接着上一篇,
问题(2):
scan有
scan.setCaching(10000)
scan.setCacheBlocks(true)
等设定.setCaching ,个人感觉不够用.hbase 默认是在内存里面放一块数据用来读取,所以读取效率比较高,可是,其余大部分数据还是在硬盘中,这个内存数据块的设定和意义,待清晰研究.
单节点hbase的写入效率,有人粗估计,在3万-5万,这个效率是远高于传统数据库的.一般读效率比写效率要高,我们之前使用3台机器,查询10000条数据,get方式,用了3秒.虽然中间有处理hdfs上csv文件的过程,这还是让本人感觉还有很大提升的地方.
如果我想要提高hbase的读取效率,我该怎么做?
hbase读数据流程,放一张图片:
hbase读数据,我的理解是:
(1)hbase 有个Blockcache内存块,用来放一小部分硬盘上数据供随时读取,这个块size可以配置;开启方式,比如:
create'MyTable',{NAME =>'myCF',PREFETCH_BLOCKS_ON_OPEN =>'true'}
或者java方式:
HTableDescriptor tableDesc = new HTableDescriptor("myTable");
HColumnDescriptor cfDesc = new HColumnDescriptor("myCF");
cfDesc.setPrefetchBlocksOnOpen(true);
tableDesc.addFamily(cfDesc);
如果block块中没有结果数据,就得去硬盘上再加载一块去block cache;
(2)hbase是用socket套接字连接,使用hbase api 操作,影响效率的因素兼具内存和网络IO等影响.

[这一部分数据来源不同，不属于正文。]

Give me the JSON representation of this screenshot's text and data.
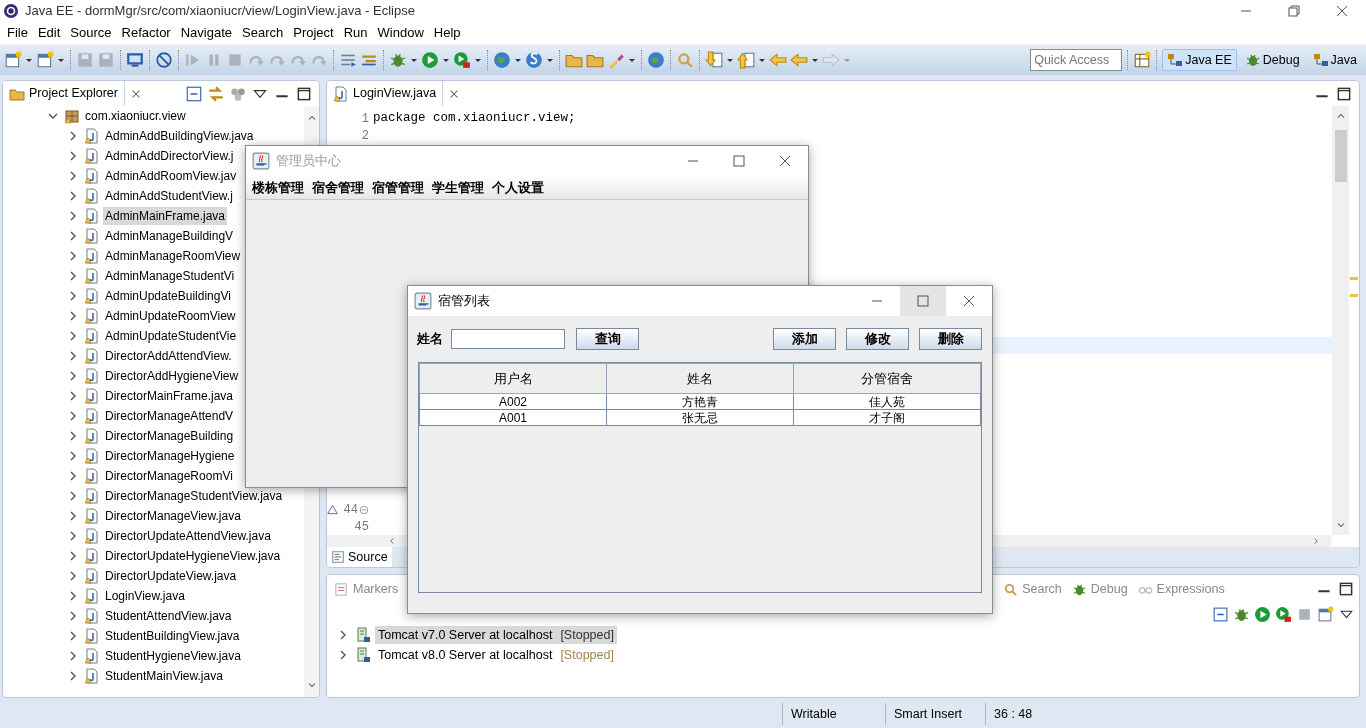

(3)每个client 请求,都会有多个rpc请求, rpc一批批的把结果数据返回至client端;
通过scan.setCaching(10000) 方式设置每一批数据行数. 本人一般设成10000,应用场景是,如果用户查询频率较多,而结果数据较少,那么不要设太大;如果用户需要查询过去几年的数据做计算统计分析,可以适当设高一点.这个设定,其实本人感觉也是不确定较大.
觉得hbase 并没有做成完全内存式的方式有些遗憾, 而且hbase的多项参数调优范围不确定很高,但是,我是应该对hbase这个组件的某些内容做出自己的质疑呢,还是按部就班的按照hbase 开发者方面提供的调优建议一条一条来呢?
扯远了.
这里分2个方面来说,
(1)代码配置和代码设计优化.
(2)hbase本身的调优项.
先说优化(1):代码配置和代码设计优化.
为此,本人找了一些资料,看上去,有一些对部分参数做了针对性的分析,可是这些调优项协调起来,对hbase整体性提高如何,并不清楚.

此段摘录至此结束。